EN

Türkei
Neuer Krieg? Erdogan, Putin und der blutige Kampf um Idlib

Ob es zu einem Schlagabtausch zwischen den beiden Mächten kommt ist ungewiss, analysiert unser Türkei-Experte Dr. Ronald Meinardus.
Türkische Panzer in Nordsyrien
Türkische Panzer bei der Operation „Friedensquelle” in Nordsyrien. © picture alliance / abaca

Das türkisch-russische Verhältnis ist in diesen Tagen besonderen Belastungen ausgesetzt: Unlängst anlässlich seines Besuches am Bosporus noch gefeiert, mutierte Kreml-Chef Wladimir Putin über Nacht zum Buhmann in den weitgehend gelenkten Medien der Türkei. 
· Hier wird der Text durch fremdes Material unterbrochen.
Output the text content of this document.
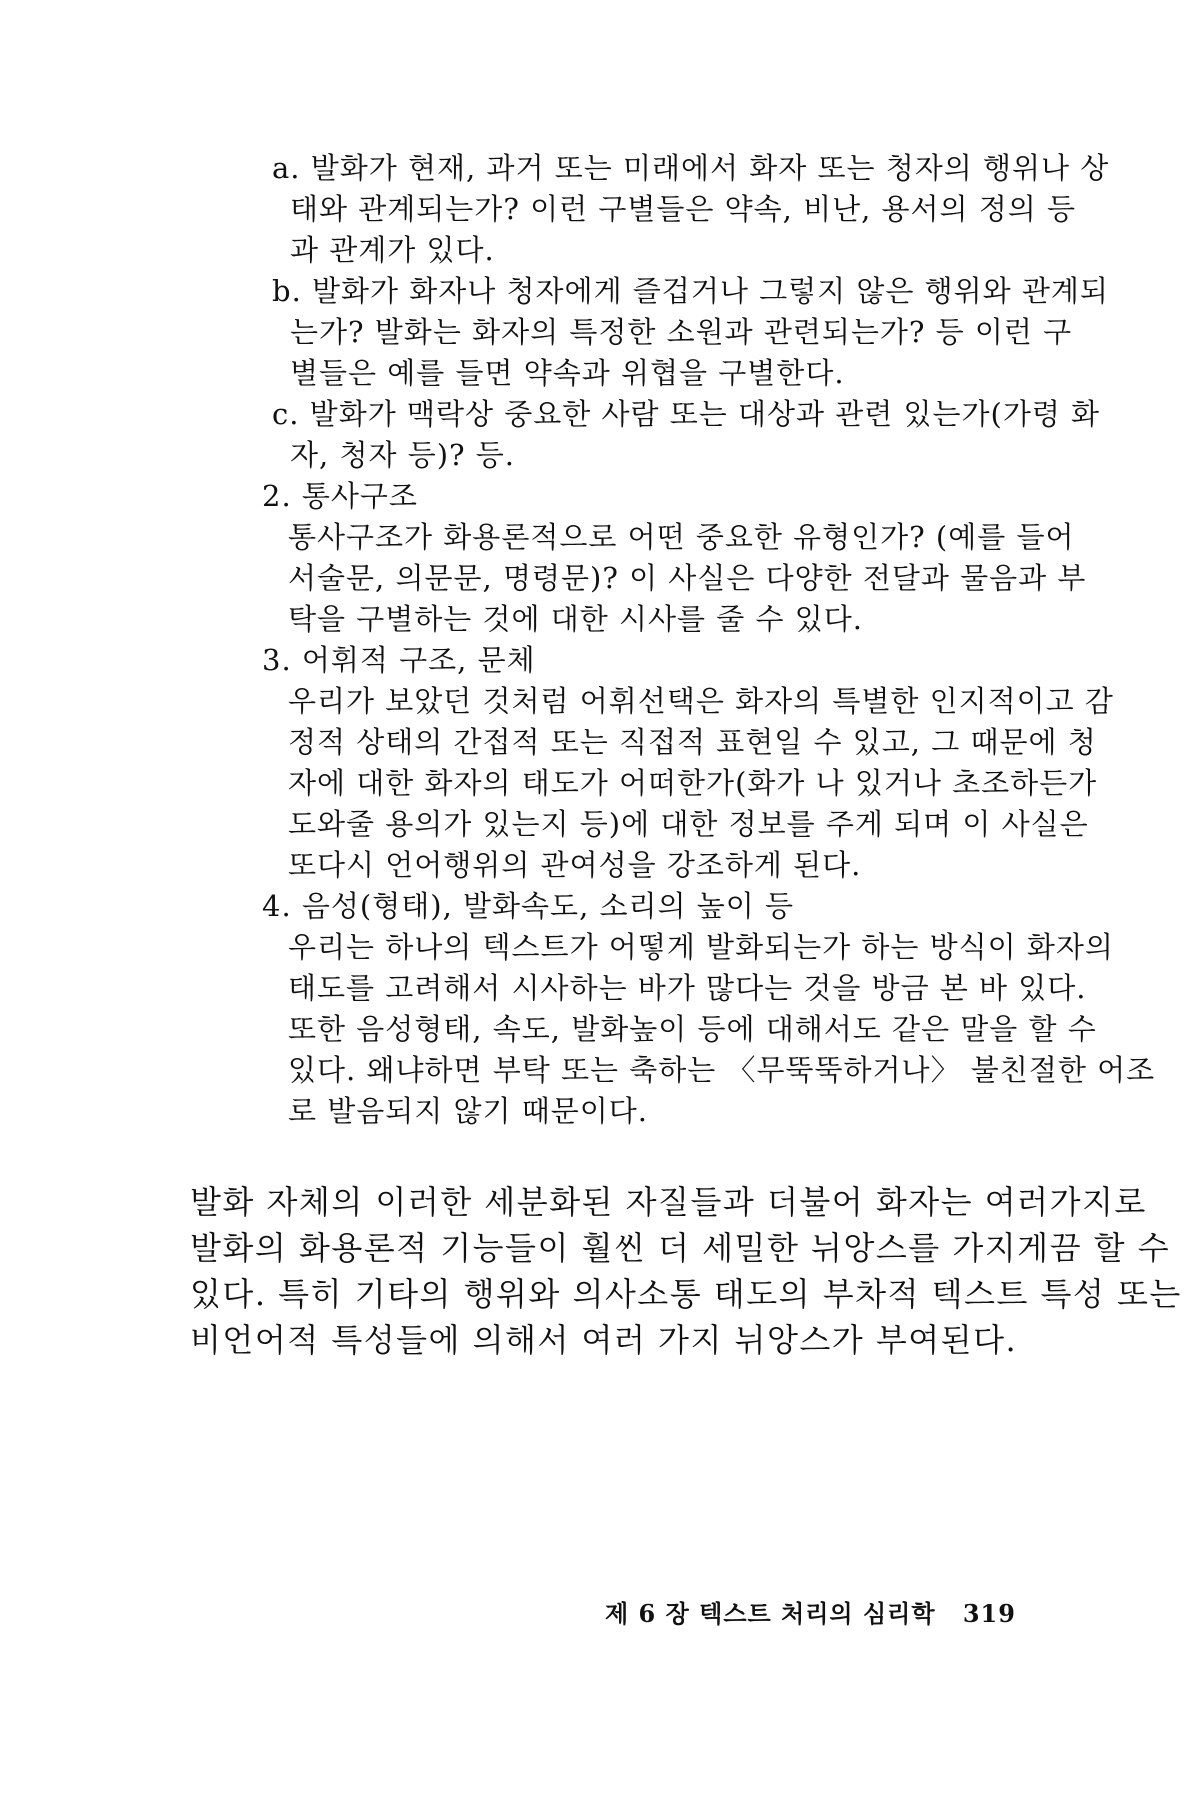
a. 발화가 현재, 과거 또는 미래에서 화자 또는 청자의 행위나 상
태와 관계되는가? 이런 구별들은 약속, 비난, 용서의 정의 등
과 관계가 있다.
b. 발화가 화자나 청자에게 즐겁거나 그렇지 않은 행위와 관계되
는가? 발화는 화자의 특정한 소원과 관련되는가? 등 이런 구
별들은 예를 들면 약속과 위협을 구별한다.
c. 발화가 맥락상 중요한 사람 또는 대상과 관련 있는가(가령 화
자, 청자 등)? 등.
2. 통사구조
통사구조가 화용론적으로 어떤 중요한 유형인가? (예를 들어
서술문, 의문문, 명령문)? 이 사실은 다양한 전달과 물음과 부
탁을 구별하는 것에 대한 시사를 줄 수 있다.
3. 어휘적 구조, 문체
우리가 보았던 것처럼 어휘선택은 화자의 특별한 인지적이고 감
정적 상태의 간접적 또는 직접적 표현일 수 있고, 그 때문에 청
자에 대한 화자의 태도가 어떠한가(화가 나 있거나 초조하든가
도와줄 용의가 있는지 등)에 대한 정보를 주게 되며 이 사실은
또다시 언어행위의 관여성을 강조하게 된다.
4. 음성(형태), 발화속도, 소리의 높이 등
우리는 하나의 텍스트가 어떻게 발화되는가 하는 방식이 화자의
태도를 고려해서 시사하는 바가 많다는 것을 방금 본 바 있다.
또한 음성형태, 속도, 발화높이 등에 대해서도 같은 말을 할 수
있다. 왜냐하면 부탁 또는 축하는 〈무뚝뚝하거나〉 불친절한 어조
로 발음되지 않기 때문이다.
발화 자체의 이러한 세분화된 자질들과 더불어 화자는 여러가지로
발화의 화용론적 기능들이 훨씬 더 세밀한 뉘앙스를 가지게끔 할 수
있다. 특히 기타의 행위와 의사소통 태도의 부차적 텍스트 특성 또는
비언어적 특성들에 의해서 여러 가지 뉘앙스가 부여된다.
제 6 장 텍스트 처리의 심리학 319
Auch Präsident Erdogan stimmte in den Chor der Russland-Kritiker ein. Auslöser der Verstimmung sind Ereignisse im türkisch-syrischen Grenzgebiet. In der letzten Rebellenhochburg, der nordsyrischen Provinz Idlib, kamen bei Angriffen von Regierungstruppen 14 türkische Soldaten ums Leben. Im Lichte der engen militärischen Zusammenarbeit zwischen Damaskus und Moskau trage – so die türkische Lesart – Russland eine Mitschuld: „Das Zombie-Regime (in Damaskus) steht unter Kontrolle des Iran und vor allem Russlands“, lautete die Zuordnung  in der regierungsfreundlichen Zeitung Daily Sabah

Der Tod der Soldaten führte zu einem Ruf nach Vergeltung. Devlet Bahceli, Anführer der nationalistischen MHP und treuer Koalitionspartner Erdogans, forderte den Angriff auf die syrische Hauptstadt: „Die türkische Nation sollte in Damaskus einmarschieren“, verlangte der für seine kämpferische Rhetorik berüchtigte Politiker.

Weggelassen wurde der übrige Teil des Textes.